Tomislav Nikolic, who has been elected as the president of Serbia, has managed to politically transform himself from an ultranationalist into a pro-EU populist while maintaining some of his hardline rhetoric.

Nikolic, 60, twice lost to Boris Tadic in presidential contests in 2004 and 2008 before defying opinion polls and analyst predictions in Sunday’s runoff vote.

Nikolic, whose nationalist allies have traditionally aligned with Russia, claimed that his election was “a turning point for Serbia” and promised to keep the country on a pro-European trajectory.

“Serbia will not turn away from the European path,” he said.

Nikolic started his political career in the ultra-nationalist Serbian Radical Party (SRS), where for a long time he served as the second-in-command to Vojislav Seselj, the party founder whose long-running trial on war crimes charges is ongoing at The Hague.

Between 1998 and 1999 Nikolic served as deputy prime minister under Serbia’s wartime leader Slobodan Milosevic after the Radicals formed a ruling coalition with Milosevic’s Socialists.

In late 2008, Nikolic suddenly broke ranks with the SRS over the party’s anti-EU stance, forming the Serbian Progressive Party (SNS), which ditched many of the SRS’s more extreme positions while drawing in many of its supporters.

‘Undertaker’

Nikolic often projects a sullen demeanour, earning him the nickname “the Undertaker”, in part because he used to run a local cemetery.
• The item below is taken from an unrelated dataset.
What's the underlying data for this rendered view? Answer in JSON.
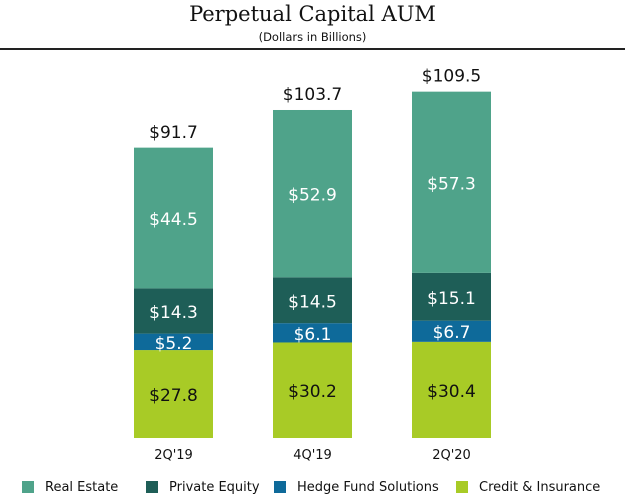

Some suggest that the the married father of two and five-time grandfather conveys the image of a quiet, provincial bureaucrat.

His hobby is making traditional Serbian brandy, known as sljivovica, on his farm in the village of Bajcetina in central Serbia, where he also likes to pick wild mushrooms and herbs.

And he boasts on his website that he is a good singer.

But he is not a rousing public speaker, and he often makes what some consider reckless statements, once saying that Serbia “would be better off as a Russian province” than as an EU member.

Nowadays, he says that while he loves Russia – “it is in my heart and no one can take Russia away from me” – he has become a convert to the European cause, backing integration into the union.

‘Serbia will protect its people’

But Nikolic has said in the past he will not join the 27-member bloc at any cost, and has vowed to defend Serbian interests in the breakaway province of Kosovo, which declared independence from Belgrade in 2008 and is still home to a large Serbian minority.

“We want to join the EU. It has projects, jobs and investments for us,” he once told an election rally. “But if they say, you can join the EU, but Kosovo is not yours, (then) thanks a lot, good-bye.”

The European Union has made resolution talks between Serbia and Kosovo, initiated by Tadic, a precondition of any future Serbian membership of the bloc.

Although Nikolic largely dropped Kosovo as an issue in his winning campaign, choosing to focus on economic issues and corruption, he said after his victory that the vote showed Serbia “will protect its people in Kosovo”.

Despite winning the presidency, Nikolic’s party could still find itself excluded from government despite winning the most seats in parliamentary elections earlier this month.

Serbia’s Socialists, who finished third in the vote, said on Sunday that Nikolic’s victory did not mean they would renege on a coalition deal with Tadic’s Democratic Party.